It's not the most fun part of being a nurse, because basically you feel like your working your first day of a new job but without the support or orientation. But the upside, floating always make me appreciate my home unit and get warm fuzzies when I get to go back. And another upside? I got to leave at 3:30 today because my float unit didn't need me anymore and my home unit was overstaffed too. So I got to go home early to the puppies and even get in a Tidal Wheel class :) Normally I get home at 8-8:30, just in time to stuff my face, shower, and fall immediately to bed. So those few extra hours today felt like a decadent gift.
2. This guy. He can be such a pain in the butt and gets into chewing frenzies where he thinks our entire house is candy coated and edible. But I am a little bit obsessed with him. And if I may brag for a moment: he has gone 3 days without an accident and the last 3 days he has started to cry at the door and then go to the bathroom if we let him out. I know that may not sound all that exciting for anyone who doesn't have a dog or has an older dog, but for someone house-training a puppy that is friggin' incredible. I never thought I could get so excited and proud over a dog peeing or pooping outside. But every time he does I want to throw him a little puppy party.
If I didn't feel like a responsible adult before George has definitely made me feel like one. I get up half an hour early for work (which means 5:15am), in these Arctic temperatures no less, to make sure he gets let out not once, but two times, and has some time for playing before he goes in his crate. I make sure his lunch his nicely laid out for the dog walker. And I don't even mind it!
I know, I know. A little much right? I think it might have been all my years as a Fan resident, but there's just something that really gets to me about improper city parking. There are signs for a reason people!

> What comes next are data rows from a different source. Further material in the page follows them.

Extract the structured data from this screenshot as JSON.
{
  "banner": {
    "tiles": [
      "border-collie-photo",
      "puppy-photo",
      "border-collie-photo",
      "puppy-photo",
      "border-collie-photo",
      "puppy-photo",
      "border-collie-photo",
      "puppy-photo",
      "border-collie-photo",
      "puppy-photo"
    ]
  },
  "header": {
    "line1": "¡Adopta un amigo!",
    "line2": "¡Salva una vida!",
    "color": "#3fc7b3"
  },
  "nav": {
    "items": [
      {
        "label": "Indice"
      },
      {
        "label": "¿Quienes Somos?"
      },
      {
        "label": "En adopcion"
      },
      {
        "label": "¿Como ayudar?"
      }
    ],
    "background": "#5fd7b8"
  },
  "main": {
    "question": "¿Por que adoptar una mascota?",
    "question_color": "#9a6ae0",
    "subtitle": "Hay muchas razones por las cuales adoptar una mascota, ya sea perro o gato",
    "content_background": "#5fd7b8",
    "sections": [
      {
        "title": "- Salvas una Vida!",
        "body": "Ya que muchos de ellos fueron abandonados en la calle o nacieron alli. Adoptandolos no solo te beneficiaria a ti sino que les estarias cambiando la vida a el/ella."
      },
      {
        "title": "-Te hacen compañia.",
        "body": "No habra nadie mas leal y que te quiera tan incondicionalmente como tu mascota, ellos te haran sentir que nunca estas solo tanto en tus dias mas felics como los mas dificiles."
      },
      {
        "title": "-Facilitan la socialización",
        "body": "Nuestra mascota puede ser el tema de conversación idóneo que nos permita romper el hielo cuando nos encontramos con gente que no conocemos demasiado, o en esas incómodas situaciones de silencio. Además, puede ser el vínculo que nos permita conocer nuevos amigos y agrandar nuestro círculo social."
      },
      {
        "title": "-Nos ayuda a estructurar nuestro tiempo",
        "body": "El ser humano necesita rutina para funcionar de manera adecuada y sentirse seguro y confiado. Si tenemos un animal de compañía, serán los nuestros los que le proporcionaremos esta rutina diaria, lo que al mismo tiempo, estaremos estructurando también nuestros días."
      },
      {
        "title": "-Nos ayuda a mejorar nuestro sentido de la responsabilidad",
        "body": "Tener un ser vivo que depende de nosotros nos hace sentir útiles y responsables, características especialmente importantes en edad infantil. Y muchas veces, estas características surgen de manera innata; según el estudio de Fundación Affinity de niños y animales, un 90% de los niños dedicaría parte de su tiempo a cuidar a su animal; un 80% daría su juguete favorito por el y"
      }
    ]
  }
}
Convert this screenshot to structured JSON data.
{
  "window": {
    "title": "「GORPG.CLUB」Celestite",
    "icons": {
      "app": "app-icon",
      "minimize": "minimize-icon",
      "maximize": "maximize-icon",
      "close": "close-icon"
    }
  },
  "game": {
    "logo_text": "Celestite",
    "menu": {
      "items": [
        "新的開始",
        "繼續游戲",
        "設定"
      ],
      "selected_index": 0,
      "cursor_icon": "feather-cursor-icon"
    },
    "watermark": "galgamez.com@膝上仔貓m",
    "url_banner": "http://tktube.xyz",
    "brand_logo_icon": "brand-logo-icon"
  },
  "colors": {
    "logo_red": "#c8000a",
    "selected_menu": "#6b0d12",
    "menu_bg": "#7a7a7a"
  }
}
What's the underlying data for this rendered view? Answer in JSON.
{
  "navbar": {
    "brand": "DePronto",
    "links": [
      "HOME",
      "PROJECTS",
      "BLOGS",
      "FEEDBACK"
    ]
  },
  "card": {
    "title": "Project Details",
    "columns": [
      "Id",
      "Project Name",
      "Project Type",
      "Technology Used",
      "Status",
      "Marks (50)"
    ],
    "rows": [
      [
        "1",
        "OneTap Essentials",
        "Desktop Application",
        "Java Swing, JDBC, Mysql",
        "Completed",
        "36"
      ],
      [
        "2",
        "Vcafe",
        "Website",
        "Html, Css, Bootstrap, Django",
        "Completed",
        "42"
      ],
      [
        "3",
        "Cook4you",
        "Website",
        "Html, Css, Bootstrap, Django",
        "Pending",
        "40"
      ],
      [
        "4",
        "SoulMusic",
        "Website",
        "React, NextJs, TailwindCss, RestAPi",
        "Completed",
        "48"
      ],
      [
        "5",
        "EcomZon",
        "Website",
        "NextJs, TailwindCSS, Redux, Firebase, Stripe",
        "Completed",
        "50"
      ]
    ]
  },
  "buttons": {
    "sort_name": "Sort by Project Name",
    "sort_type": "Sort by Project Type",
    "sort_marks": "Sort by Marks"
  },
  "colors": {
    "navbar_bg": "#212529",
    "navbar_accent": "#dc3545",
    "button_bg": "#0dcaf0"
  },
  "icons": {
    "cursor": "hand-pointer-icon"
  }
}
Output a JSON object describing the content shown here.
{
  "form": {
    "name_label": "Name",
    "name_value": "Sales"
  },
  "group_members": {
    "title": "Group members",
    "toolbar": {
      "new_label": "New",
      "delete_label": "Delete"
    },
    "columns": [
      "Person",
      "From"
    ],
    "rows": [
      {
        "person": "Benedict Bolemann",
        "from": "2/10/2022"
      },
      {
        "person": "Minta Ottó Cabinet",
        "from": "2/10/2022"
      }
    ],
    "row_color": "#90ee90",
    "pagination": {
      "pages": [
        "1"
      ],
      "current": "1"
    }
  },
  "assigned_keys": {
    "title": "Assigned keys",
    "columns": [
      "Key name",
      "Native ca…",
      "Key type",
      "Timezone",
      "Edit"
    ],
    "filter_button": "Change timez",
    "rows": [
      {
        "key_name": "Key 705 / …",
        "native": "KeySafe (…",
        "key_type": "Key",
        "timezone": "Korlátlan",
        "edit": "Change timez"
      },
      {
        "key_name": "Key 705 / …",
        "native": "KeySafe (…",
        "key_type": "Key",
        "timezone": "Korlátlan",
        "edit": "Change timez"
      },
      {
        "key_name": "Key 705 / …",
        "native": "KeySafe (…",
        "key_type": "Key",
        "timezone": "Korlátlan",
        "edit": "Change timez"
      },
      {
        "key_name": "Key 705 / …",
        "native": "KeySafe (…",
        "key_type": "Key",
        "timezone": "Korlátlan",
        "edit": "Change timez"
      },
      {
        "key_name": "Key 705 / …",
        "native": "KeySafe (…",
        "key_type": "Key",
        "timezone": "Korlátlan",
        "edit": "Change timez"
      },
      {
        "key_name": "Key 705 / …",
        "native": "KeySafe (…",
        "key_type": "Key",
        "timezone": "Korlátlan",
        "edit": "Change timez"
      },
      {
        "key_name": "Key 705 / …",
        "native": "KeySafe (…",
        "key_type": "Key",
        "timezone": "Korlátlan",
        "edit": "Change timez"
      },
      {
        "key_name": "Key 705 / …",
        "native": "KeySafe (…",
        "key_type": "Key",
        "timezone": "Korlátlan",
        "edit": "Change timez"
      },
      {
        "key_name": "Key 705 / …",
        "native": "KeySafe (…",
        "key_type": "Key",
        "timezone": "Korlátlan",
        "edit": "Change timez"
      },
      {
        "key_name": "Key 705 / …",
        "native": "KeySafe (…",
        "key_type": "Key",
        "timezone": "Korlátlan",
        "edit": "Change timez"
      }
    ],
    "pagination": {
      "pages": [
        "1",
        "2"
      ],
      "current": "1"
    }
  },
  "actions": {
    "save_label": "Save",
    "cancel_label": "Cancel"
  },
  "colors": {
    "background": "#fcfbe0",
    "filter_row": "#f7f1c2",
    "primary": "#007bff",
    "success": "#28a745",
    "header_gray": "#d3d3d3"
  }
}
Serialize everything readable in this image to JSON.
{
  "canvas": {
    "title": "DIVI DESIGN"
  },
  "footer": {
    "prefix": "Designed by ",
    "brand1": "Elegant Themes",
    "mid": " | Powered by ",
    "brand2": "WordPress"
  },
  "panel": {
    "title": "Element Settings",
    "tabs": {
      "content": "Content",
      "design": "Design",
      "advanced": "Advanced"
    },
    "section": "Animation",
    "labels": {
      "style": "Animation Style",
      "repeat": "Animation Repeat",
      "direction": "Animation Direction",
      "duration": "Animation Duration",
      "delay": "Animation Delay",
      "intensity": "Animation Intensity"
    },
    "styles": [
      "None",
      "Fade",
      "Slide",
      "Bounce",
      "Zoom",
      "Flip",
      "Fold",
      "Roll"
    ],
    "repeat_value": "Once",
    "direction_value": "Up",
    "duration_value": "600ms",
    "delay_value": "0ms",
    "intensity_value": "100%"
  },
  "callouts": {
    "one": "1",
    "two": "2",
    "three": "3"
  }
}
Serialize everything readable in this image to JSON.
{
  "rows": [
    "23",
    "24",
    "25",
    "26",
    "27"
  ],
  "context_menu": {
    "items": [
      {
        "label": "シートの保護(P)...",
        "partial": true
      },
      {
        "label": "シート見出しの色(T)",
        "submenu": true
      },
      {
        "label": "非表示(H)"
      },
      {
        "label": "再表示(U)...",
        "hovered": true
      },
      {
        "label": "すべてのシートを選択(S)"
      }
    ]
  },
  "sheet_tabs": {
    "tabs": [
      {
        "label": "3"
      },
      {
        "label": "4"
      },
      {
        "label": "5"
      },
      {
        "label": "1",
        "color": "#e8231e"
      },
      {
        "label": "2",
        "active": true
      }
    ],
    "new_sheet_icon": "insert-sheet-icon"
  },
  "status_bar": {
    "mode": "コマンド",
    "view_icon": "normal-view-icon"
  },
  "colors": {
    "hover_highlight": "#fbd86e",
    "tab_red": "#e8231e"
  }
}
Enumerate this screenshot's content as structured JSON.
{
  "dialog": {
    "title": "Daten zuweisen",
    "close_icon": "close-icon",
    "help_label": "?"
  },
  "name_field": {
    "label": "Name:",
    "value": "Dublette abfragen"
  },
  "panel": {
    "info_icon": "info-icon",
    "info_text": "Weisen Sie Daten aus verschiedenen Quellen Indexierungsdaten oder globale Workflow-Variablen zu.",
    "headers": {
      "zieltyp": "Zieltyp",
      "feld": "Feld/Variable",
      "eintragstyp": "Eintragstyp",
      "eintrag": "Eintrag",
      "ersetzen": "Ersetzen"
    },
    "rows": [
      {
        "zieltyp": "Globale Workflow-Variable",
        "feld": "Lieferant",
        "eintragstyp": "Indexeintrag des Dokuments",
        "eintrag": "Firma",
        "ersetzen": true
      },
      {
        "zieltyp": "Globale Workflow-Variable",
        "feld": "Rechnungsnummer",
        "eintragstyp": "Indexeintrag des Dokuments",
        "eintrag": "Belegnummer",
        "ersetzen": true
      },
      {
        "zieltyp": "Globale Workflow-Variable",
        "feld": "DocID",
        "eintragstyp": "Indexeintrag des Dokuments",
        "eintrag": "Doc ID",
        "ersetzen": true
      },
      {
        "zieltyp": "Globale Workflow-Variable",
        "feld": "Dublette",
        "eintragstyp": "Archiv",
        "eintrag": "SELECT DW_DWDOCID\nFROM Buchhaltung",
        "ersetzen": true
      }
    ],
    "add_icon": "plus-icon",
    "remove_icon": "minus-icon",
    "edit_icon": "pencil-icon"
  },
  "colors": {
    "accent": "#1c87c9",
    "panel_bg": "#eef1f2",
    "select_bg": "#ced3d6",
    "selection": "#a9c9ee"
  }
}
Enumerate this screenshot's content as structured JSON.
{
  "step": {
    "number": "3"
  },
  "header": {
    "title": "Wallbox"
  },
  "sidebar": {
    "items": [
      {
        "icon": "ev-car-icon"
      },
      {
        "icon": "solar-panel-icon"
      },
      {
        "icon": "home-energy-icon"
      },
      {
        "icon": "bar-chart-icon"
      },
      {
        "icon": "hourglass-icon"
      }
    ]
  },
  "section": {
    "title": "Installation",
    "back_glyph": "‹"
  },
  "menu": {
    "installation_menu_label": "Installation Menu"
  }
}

You do not block driveways or alleys under any circumstances. It was not my most zen moment. But I had just spent an entire shift at work feeling like the new kid in school and I had been up since 5:15.
So of course a few minutes after I spoke to the nice dispatcher at the non-emergency police (who probably hated me for wasting her time) the guy comes and gets in his car, sees the note, sheepishly apologizes, and drives away.
And I felt a deep, deep spiral of Catholic guilt (appropriate for Ash Wednesday though amiright?). I immediately called back the non-emergency police and told them the car was gone and there was no need. I did not continue my rampage and demand justice for this free-wheeling parking hooligan.
It's much easier to get into rage mode when you're face to face with a car and not a human.
So there, I am telling this story to further assuage my guilt. Not to say I wouldn't totally do it again if some other person has the nerve to block my perfectly plowed driveway!